A assembleia estudantil que deflagrou a greve, tinha em torno de 300 estudantes o que mostra a disposição de luta que esta colocada no conjunto da juventude e dos estudantes para lutar contra os ataques na UERJ e no Rio.

Importante lembrar que não é de hoje que os estudantes da uerj estão se mobilizando. Desde do ano passado o Movimento estudantil foi protagonista das lutas dentro da UERJ tendo vários cursos paralisados pela situação dos bolsistas e terceirizados, que mais uma vez estavam sem receber, colocando a universidade em calamidade pela falta de limpeza.

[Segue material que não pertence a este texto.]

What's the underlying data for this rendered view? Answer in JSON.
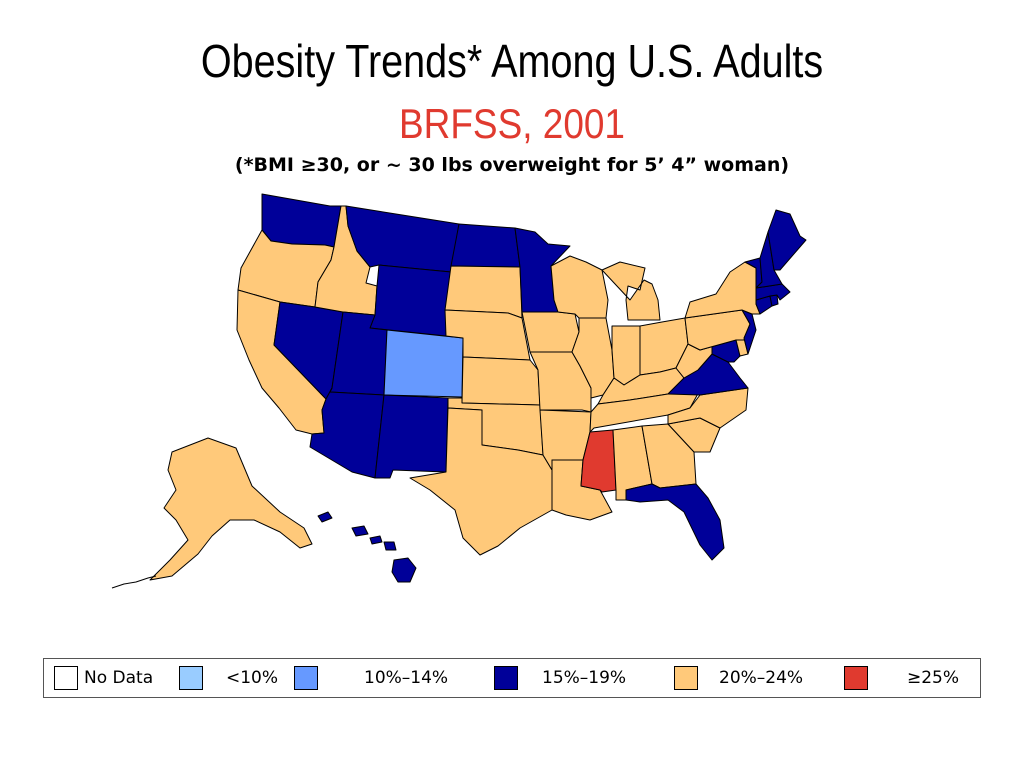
{
  "header": {
    "title": "Obesity Trends* Among U.S. Adults",
    "subtitle": "BRFSS, 2001",
    "note": "(*BMI ≥30, or ~ 30 lbs overweight for 5’ 4” woman)"
  },
  "colors": {
    "no_data": "#FFFFFF",
    "lt10": "#99CCFF",
    "c10_14": "#6699FF",
    "c15_19": "#000099",
    "c20_24": "#FFC97A",
    "ge25": "#E03A2F",
    "border": "#000000"
  },
  "legend": [
    {
      "key": "no_data",
      "label": "No Data"
    },
    {
      "key": "lt10",
      "label": "<10%"
    },
    {
      "key": "c10_14",
      "label": "10%–14%"
    },
    {
      "key": "c15_19",
      "label": "15%–19%"
    },
    {
      "key": "c20_24",
      "label": "20%–24%"
    },
    {
      "key": "ge25",
      "label": "≥25%"
    }
  ],
  "states": {
    "WA": "c15_19",
    "OR": "c20_24",
    "CA": "c20_24",
    "NV": "c15_19",
    "ID": "c20_24",
    "MT": "c15_19",
    "WY": "c15_19",
    "UT": "c15_19",
    "AZ": "c15_19",
    "CO": "c10_14",
    "NM": "c15_19",
    "ND": "c15_19",
    "SD": "c20_24",
    "NE": "c20_24",
    "KS": "c20_24",
    "OK": "c20_24",
    "TX": "c20_24",
    "MN": "c15_19",
    "IA": "c20_24",
    "MO": "c20_24",
    "AR": "c20_24",
    "LA": "c20_24",
    "WI": "c20_24",
    "IL": "c20_24",
    "MI": "c20_24",
    "IN": "c20_24",
    "OH": "c20_24",
    "KY": "c20_24",
    "TN": "c20_24",
    "MS": "ge25",
    "AL": "c20_24",
    "GA": "c20_24",
    "FL": "c15_19",
    "SC": "c20_24",
    "NC": "c20_24",
    "VA": "c15_19",
    "WV": "c20_24",
    "MD": "c15_19",
    "DE": "c20_24",
    "PA": "c20_24",
    "NJ": "c15_19",
    "NY": "c20_24",
    "CT": "c15_19",
    "RI": "c15_19",
    "MA": "c15_19",
    "VT": "c15_19",
    "NH": "c15_19",
    "ME": "c15_19",
    "AK": "c20_24",
    "HI": "c15_19"
  }
}
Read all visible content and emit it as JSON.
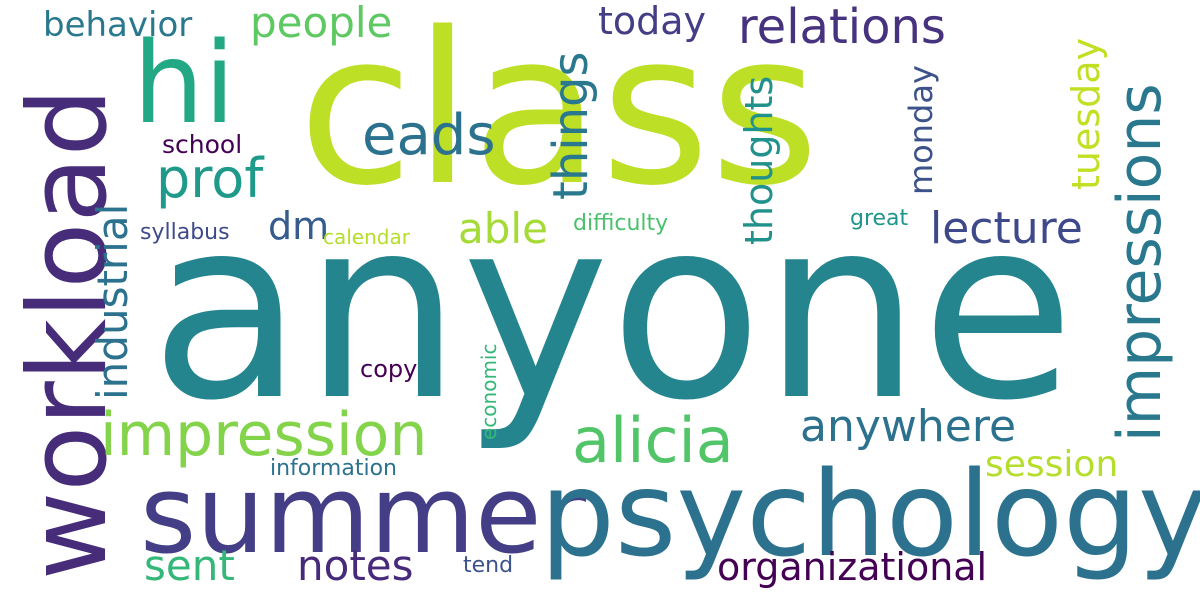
{
  "word_cloud": {
    "words": [
      {
        "id": "class",
        "text": "class",
        "color": "#bddf26"
      },
      {
        "id": "anyone",
        "text": "anyone",
        "color": "#25858e"
      },
      {
        "id": "workload",
        "text": "workload",
        "color": "#472c7a"
      },
      {
        "id": "summer",
        "text": "summer",
        "color": "#433e85"
      },
      {
        "id": "psychology",
        "text": "psychology",
        "color": "#2c728e"
      },
      {
        "id": "hi",
        "text": "hi",
        "color": "#22a884"
      },
      {
        "id": "impression",
        "text": "impression",
        "color": "#84d44b"
      },
      {
        "id": "alicia",
        "text": "alicia",
        "color": "#52c569"
      },
      {
        "id": "impressions",
        "text": "impressions",
        "color": "#2a788e"
      },
      {
        "id": "relations",
        "text": "relations",
        "color": "#46327e"
      },
      {
        "id": "eads",
        "text": "eads",
        "color": "#2c728e"
      },
      {
        "id": "prof",
        "text": "prof",
        "color": "#1f9a8a"
      },
      {
        "id": "things",
        "text": "things",
        "color": "#2a788e"
      },
      {
        "id": "people",
        "text": "people",
        "color": "#5ec962"
      },
      {
        "id": "behavior",
        "text": "behavior",
        "color": "#2a788e"
      },
      {
        "id": "today",
        "text": "today",
        "color": "#433e85"
      },
      {
        "id": "thoughts",
        "text": "thoughts",
        "color": "#21918c"
      },
      {
        "id": "monday",
        "text": "monday",
        "color": "#3b528b"
      },
      {
        "id": "tuesday",
        "text": "tuesday",
        "color": "#c2df23"
      },
      {
        "id": "able",
        "text": "able",
        "color": "#a5db36"
      },
      {
        "id": "lecture",
        "text": "lecture",
        "color": "#3e4989"
      },
      {
        "id": "industrial",
        "text": "industrial",
        "color": "#2c728e"
      },
      {
        "id": "dm",
        "text": "dm",
        "color": "#365c8d"
      },
      {
        "id": "anywhere",
        "text": "anywhere",
        "color": "#2c728e"
      },
      {
        "id": "session",
        "text": "session",
        "color": "#b5de2b"
      },
      {
        "id": "organizational",
        "text": "organizational",
        "color": "#440154"
      },
      {
        "id": "notes",
        "text": "notes",
        "color": "#472a7a"
      },
      {
        "id": "sent",
        "text": "sent",
        "color": "#35b779"
      },
      {
        "id": "school",
        "text": "school",
        "color": "#440154"
      },
      {
        "id": "syllabus",
        "text": "syllabus",
        "color": "#3e4a89"
      },
      {
        "id": "calendar",
        "text": "calendar",
        "color": "#b5de2b"
      },
      {
        "id": "difficulty",
        "text": "difficulty",
        "color": "#4ac16d"
      },
      {
        "id": "great",
        "text": "great",
        "color": "#1f968b"
      },
      {
        "id": "copy",
        "text": "copy",
        "color": "#440154"
      },
      {
        "id": "economic",
        "text": "economic",
        "color": "#35b779"
      },
      {
        "id": "information",
        "text": "information",
        "color": "#2c728e"
      },
      {
        "id": "tend",
        "text": "tend",
        "color": "#3b528b"
      }
    ]
  }
}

Com asassembleias com mais de 800 estudantes e que não votou greve estudantil neste momento pela debilidade de vários setores da esquerda.

No final de 2015 a universidade foi fechada pelo então reitor VIERALVES que alegou como justificativa a situação de insalubridade da universidade. Este processo de mobilização culminou na ocupação da universidade pelos estudantes e numa greve estudantil.

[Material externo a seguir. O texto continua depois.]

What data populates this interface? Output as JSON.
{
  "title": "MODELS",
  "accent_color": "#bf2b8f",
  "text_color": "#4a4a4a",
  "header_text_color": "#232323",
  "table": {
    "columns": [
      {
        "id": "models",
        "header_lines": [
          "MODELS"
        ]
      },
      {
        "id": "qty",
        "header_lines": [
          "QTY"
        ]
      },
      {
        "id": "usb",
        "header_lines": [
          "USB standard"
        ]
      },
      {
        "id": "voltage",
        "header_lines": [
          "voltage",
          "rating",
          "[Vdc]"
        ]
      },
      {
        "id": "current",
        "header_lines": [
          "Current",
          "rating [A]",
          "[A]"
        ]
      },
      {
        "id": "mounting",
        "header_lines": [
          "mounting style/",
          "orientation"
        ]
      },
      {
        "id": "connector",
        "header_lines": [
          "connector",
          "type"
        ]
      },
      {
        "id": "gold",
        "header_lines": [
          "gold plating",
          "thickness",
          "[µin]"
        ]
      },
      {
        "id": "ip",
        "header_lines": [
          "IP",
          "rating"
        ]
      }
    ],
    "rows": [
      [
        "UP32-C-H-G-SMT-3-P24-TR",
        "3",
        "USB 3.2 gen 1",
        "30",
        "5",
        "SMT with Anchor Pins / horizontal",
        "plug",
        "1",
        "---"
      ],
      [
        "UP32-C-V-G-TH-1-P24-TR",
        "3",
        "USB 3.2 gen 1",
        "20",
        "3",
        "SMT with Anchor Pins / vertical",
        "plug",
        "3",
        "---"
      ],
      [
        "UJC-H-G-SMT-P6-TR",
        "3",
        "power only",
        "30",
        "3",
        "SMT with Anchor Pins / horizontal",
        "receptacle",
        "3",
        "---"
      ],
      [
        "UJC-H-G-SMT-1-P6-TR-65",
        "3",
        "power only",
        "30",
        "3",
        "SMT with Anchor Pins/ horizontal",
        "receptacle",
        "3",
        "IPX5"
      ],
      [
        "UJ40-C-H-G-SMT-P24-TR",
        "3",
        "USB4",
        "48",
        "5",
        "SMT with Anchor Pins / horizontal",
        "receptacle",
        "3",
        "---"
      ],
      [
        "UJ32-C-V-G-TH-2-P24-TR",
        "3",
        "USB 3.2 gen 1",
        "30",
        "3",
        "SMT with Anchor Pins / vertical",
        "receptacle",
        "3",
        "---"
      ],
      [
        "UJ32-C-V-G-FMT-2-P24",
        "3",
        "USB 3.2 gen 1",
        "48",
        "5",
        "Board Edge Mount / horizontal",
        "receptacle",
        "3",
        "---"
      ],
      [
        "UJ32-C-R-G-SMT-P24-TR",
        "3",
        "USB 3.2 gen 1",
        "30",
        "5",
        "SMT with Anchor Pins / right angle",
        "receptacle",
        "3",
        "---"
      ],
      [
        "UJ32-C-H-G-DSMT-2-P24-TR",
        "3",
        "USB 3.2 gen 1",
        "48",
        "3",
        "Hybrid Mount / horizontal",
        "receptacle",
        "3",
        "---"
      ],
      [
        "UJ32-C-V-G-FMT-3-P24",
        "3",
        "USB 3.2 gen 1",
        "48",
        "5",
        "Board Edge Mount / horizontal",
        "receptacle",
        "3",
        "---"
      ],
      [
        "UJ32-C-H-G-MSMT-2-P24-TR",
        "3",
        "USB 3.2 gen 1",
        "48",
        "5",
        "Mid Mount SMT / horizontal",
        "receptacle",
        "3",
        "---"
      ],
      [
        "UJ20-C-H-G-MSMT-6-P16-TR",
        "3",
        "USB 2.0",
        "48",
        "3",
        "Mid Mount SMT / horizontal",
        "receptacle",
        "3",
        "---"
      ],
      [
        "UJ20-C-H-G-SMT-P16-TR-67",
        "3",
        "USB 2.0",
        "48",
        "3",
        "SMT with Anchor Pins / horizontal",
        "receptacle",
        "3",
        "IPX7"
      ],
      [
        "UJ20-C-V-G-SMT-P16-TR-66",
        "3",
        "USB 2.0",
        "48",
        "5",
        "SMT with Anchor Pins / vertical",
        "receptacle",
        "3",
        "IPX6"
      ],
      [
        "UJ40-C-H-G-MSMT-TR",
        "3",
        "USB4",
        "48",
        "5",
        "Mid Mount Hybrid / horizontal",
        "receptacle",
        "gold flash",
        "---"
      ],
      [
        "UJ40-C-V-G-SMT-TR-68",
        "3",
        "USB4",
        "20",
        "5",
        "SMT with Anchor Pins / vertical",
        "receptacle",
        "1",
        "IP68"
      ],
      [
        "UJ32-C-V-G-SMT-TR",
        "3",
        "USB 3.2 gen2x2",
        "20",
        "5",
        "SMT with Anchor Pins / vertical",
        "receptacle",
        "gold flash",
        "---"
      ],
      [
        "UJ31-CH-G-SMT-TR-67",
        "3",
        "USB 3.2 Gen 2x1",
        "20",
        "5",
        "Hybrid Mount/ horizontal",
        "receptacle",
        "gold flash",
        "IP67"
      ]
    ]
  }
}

Uma ocupação, porém, iniciada por fora da base dos estudantes como politica do DCE (PT e PcdoB) , que tentaram manter a base afastada da ocupação e da mobilização, e como um fim em si mesmo. Colocando, assim, mais um exemplo do que esta greve precisa avançar, não se restringindo aos muros da universidade. Todos as movimentações dos estudantes se deram por fora do DCE(Diretório Central dos Estudantes) ou com sua tentativa de frear a mobilização dos estudantes nada diferente do que tem feito este ano com a nova greve estudantil. O DCE tem chamado assembleia sem construi-las, onde até o local são incógnitas até poucas horas do dela acontecer. Na última assembleia , que seria votado como seria o comando de greve. Além de serem contrários a proposta do comando ser formado por representantes de cada curso tirados em assembleia, transformam a assembleia em um espaço burocrático, desestimulando os estudantes a estarem nesse espaço e tratando das diferenças políticas como pucuinha ou briga de egos. Não podemos ter ilusões que esta entidade possa levar até o final a luta contra os cortes na educação pois apesar do discurso do contra PEZAO, por conta de suas direções, o DCE, assim como a UNE, UEE e UBES estão lado á lado ao Governo Estadual e Federal que estão nos atacando junto com a direita.

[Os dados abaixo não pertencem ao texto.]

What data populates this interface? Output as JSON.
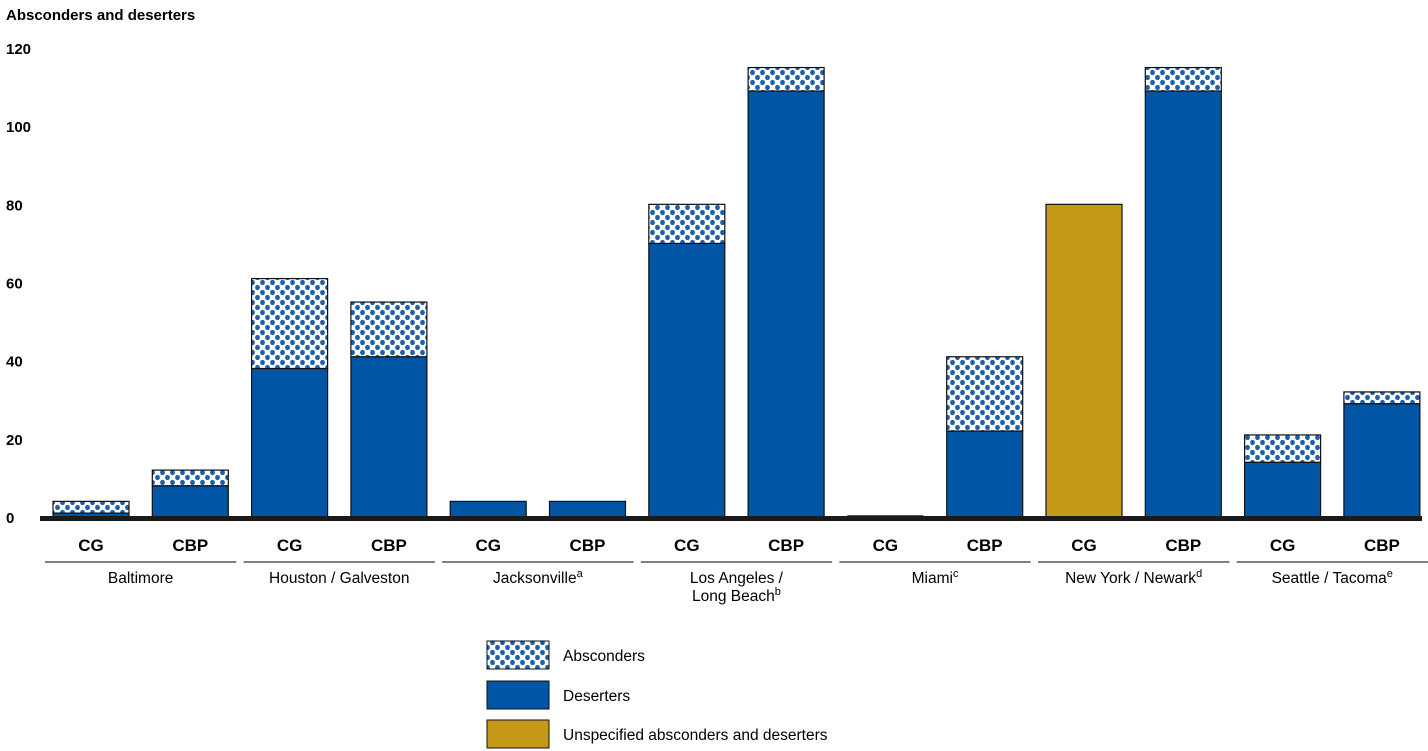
{
  "chart_data": {
    "type": "bar",
    "stacked": true,
    "ylabel": "Absconders and deserters",
    "ylim": [
      0,
      120
    ],
    "yticks": [
      0,
      20,
      40,
      60,
      80,
      100,
      120
    ],
    "grid": false,
    "legend_position": "bottom-center",
    "categories": [
      {
        "group": "Baltimore",
        "sup": "",
        "sub": "CG"
      },
      {
        "group": "Baltimore",
        "sup": "",
        "sub": "CBP"
      },
      {
        "group": "Houston / Galveston",
        "sup": "",
        "sub": "CG"
      },
      {
        "group": "Houston / Galveston",
        "sup": "",
        "sub": "CBP"
      },
      {
        "group": "Jacksonville",
        "sup": "a",
        "sub": "CG"
      },
      {
        "group": "Jacksonville",
        "sup": "a",
        "sub": "CBP"
      },
      {
        "group": "Los Angeles / Long Beach",
        "sup": "b",
        "sub": "CG"
      },
      {
        "group": "Los Angeles / Long Beach",
        "sup": "b",
        "sub": "CBP"
      },
      {
        "group": "Miami",
        "sup": "c",
        "sub": "CG"
      },
      {
        "group": "Miami",
        "sup": "c",
        "sub": "CBP"
      },
      {
        "group": "New York / Newark",
        "sup": "d",
        "sub": "CG"
      },
      {
        "group": "New York / Newark",
        "sup": "d",
        "sub": "CBP"
      },
      {
        "group": "Seattle / Tacoma",
        "sup": "e",
        "sub": "CG"
      },
      {
        "group": "Seattle / Tacoma",
        "sup": "e",
        "sub": "CBP"
      }
    ],
    "groups": [
      {
        "lines": [
          "Baltimore"
        ],
        "sup": ""
      },
      {
        "lines": [
          "Houston / Galveston"
        ],
        "sup": ""
      },
      {
        "lines": [
          "Jacksonville"
        ],
        "sup": "a"
      },
      {
        "lines": [
          "Los Angeles /",
          "Long Beach"
        ],
        "sup": "b"
      },
      {
        "lines": [
          "Miami"
        ],
        "sup": "c"
      },
      {
        "lines": [
          "New York / Newark"
        ],
        "sup": "d"
      },
      {
        "lines": [
          "Seattle / Tacoma"
        ],
        "sup": "e"
      }
    ],
    "series": [
      {
        "name": "Deserters",
        "color": "#0055a5",
        "values": [
          1,
          8,
          38,
          41,
          4,
          4,
          70,
          109,
          0,
          22,
          0,
          109,
          14,
          29
        ]
      },
      {
        "name": "Absconders",
        "color": "#0055a5",
        "pattern": "dots",
        "values": [
          3,
          4,
          23,
          14,
          0,
          0,
          10,
          6,
          0,
          19,
          0,
          6,
          7,
          3
        ]
      },
      {
        "name": "Unspecified absconders and deserters",
        "color": "#c49a18",
        "values": [
          0,
          0,
          0,
          0,
          0,
          0,
          0,
          0,
          0,
          0,
          80,
          0,
          0,
          0
        ]
      }
    ],
    "legend": [
      {
        "name": "Absconders",
        "fill": "dots"
      },
      {
        "name": "Deserters",
        "fill": "#0055a5"
      },
      {
        "name": "Unspecified absconders and deserters",
        "fill": "#c49a18"
      }
    ]
  }
}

Este é o momento propício para retomar o espírito que mobilizou centenas de estudantes na UERJ no ano passado para que possamos nos somar aos setores que tem se levantado para lutar contra os ajustes do Pezão e do PT. Mas precisamos ir por mais, é necessário romper com o rotineirismo do Movimento estudantil. Com a greve dos estudantes da UERJ e com demonstração da disposição dos secundaristas pipocando em todo o estado se abre um novo cenário no Rio de Janeiro, onde a juventude secundarista e universitária pode cumprir o papel determinante para fortalecer a luta dos trabalhadores unificando com os setores que estão em greve, incendiando os para que possamos travar uma batalha contra os cortes e ajustes com um movimento nacional dos trabalhadores e da juventude independente da direita e do PT,que enfrente os cortes e os ajustes, que saia do script, e possa realmente expressar uma saída à altura que a situação exige.